Detailed Design and Practical Application of Apache Iceberg at NetEase Cloud Music
This article explains the motivations behind Apache Iceberg, its design principles such as snapshot and MVCC, compares it with Hive, and describes how NetEase Cloud Music adopted Iceberg to improve metadata handling, query performance, and operational stability for massive daily log data.
Apache Iceberg is an open‑source table format originally created by Netflix to overcome limitations of file‑based formats like Parquet and ORC; unlike those formats, Iceberg manages collections of files through a metadata layer, enabling atomic updates, time‑travel, and efficient partition pruning.
Traditional Hive suffers from unreliable updates, costly column renames, excessive partition metadata scans, and fragmented metadata storage, which lead to performance bottlenecks and lack of ACID guarantees.
Iceberg’s design goals include an open, language‑agnostic standard, strong extensibility, automatic metadata handling, and support for schema evolution, versioned snapshots, and time‑travel queries. Each write creates a snapshot containing a list of data files, and MVCC ensures readers always see a consistent version.
Key components are snapshots, manifests, and data files. Snapshots reference multiple manifest files; each manifest records partition information, file statistics, and column‑level metrics, allowing query engines to push down filters and avoid full directory listings.
Iceberg stores schema using column IDs, enabling column renames without rewriting data files and preserving compatibility with older files.
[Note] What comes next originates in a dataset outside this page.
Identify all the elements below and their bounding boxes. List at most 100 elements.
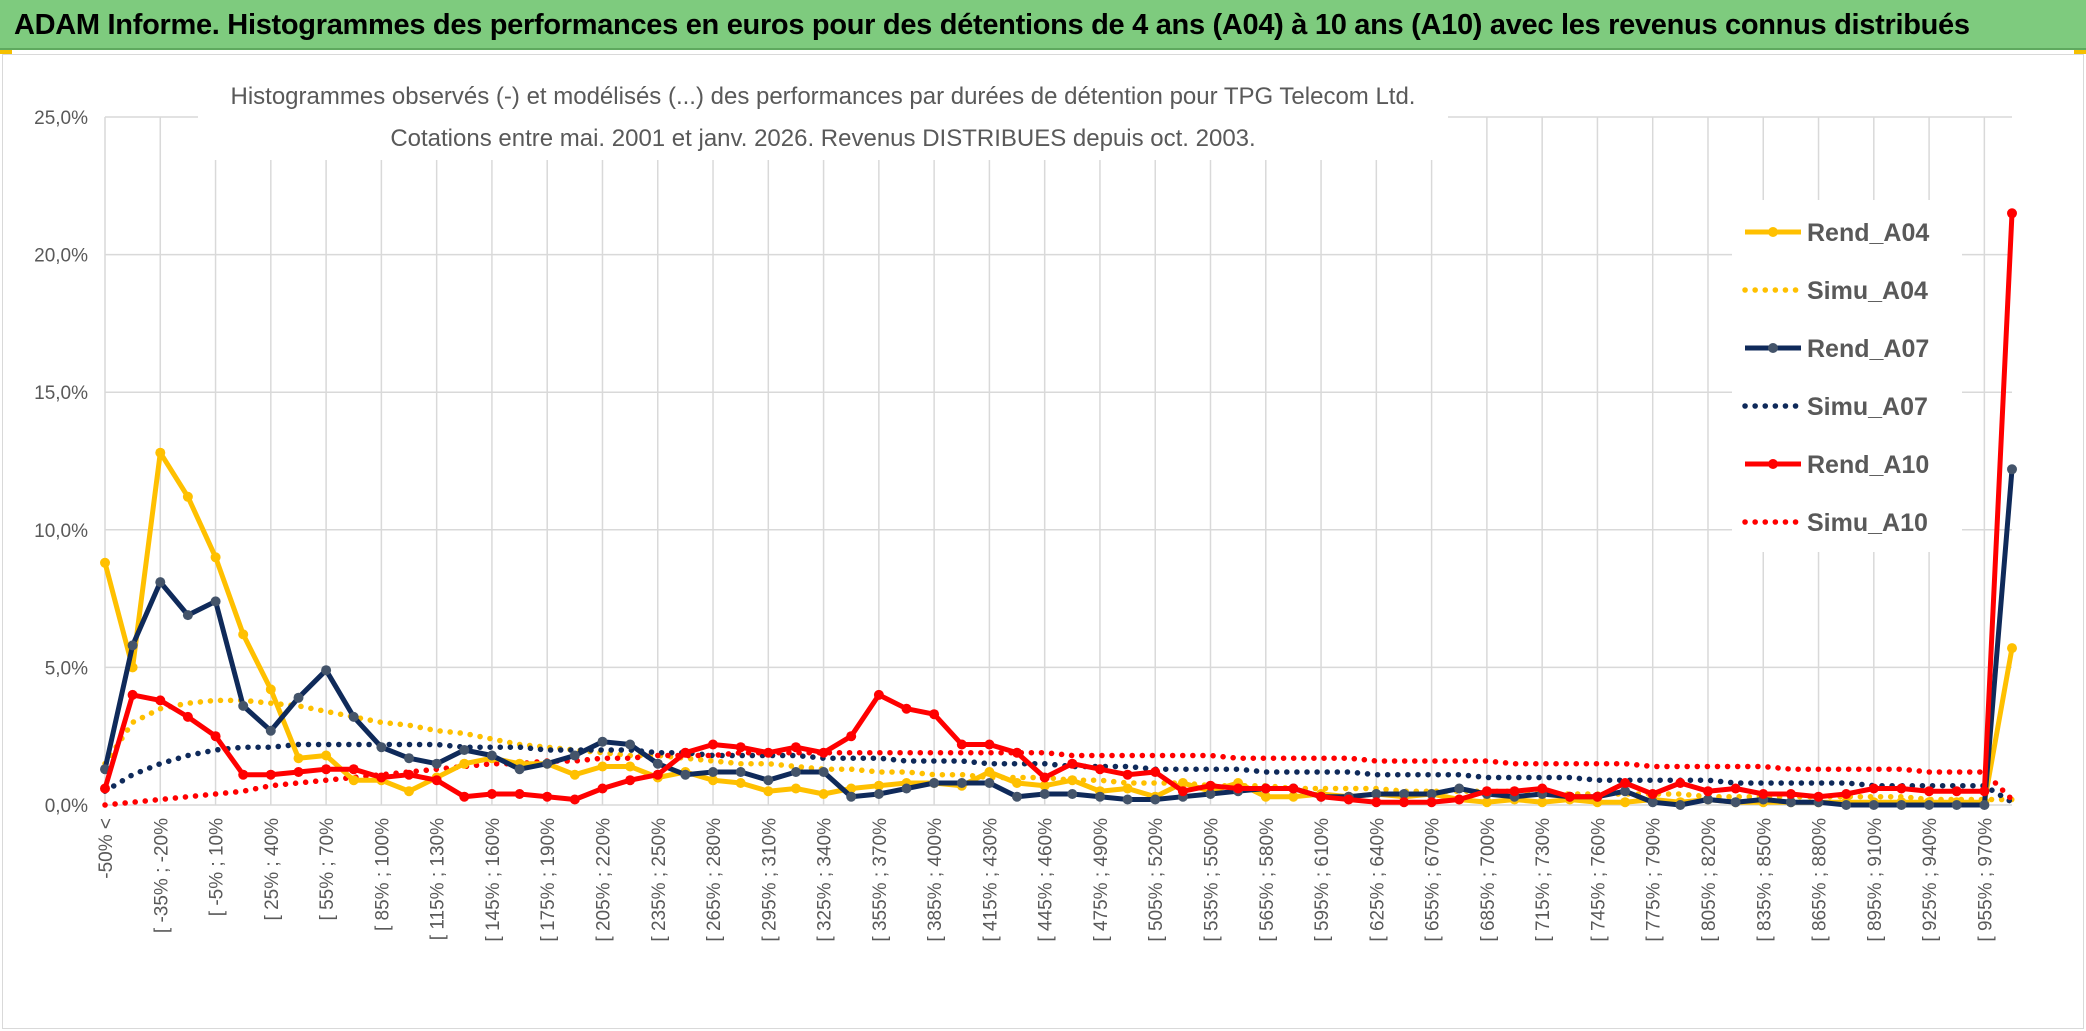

Iceberg is a scalable format for tables with a lot of best practices built in.In NetEase Cloud Music, daily user‑behavior logs generate 25‑30 TB and over 110 000 files. Direct Spark reads cause long initialization times due to massive NameNode requests. By creating an Iceberg table with hourly and behavior partitions and writing cleaned logs into it, initialization dropped from 30‑60 minutes to 5‑10 minutes, greatly improving ETL stability.
The Iceberg table layout consists of a metadata directory (containing snapshot, manifest‑list, and manifest files) and a data directory (holding the actual data files). Each metadata file captures schema, snapshot ID, task information, and manifest locations.
java -jar avro-tools-1.9.2.jar tojson --pretty snap-8844883026140670978-1-0e32a3de-51d1-4641-9235-181c87a8a2f8.avroWhen writing to Iceberg, data must be globally sorted by partition columns; Spark settings such as spark.driver.maxResultSize and spark.sql.shuffle.partitions should be tuned to avoid driver OOM and control file count.
uaDF.sort(expr("hour"), expr("group"), expr("action"), expr("logtime"))
.write.format("iceberg")
.option("write.parquet.row-group-size-bytes", 256 * 1024 * 1024)
.mode(SaveMode.Overwrite)
.save(output)Iceberg works with underlying formats like Parquet, ORC, and Avro; its benefits become most evident at very large scales where precise statistics and snapshot isolation reduce query latency.
Future work includes adding merge support to handle updates/deletes (similar to Hudi and Delta Lake) and integrating Flink to address small‑file problems, positioning Iceberg as the primary storage for batch‑stream unified data warehouses.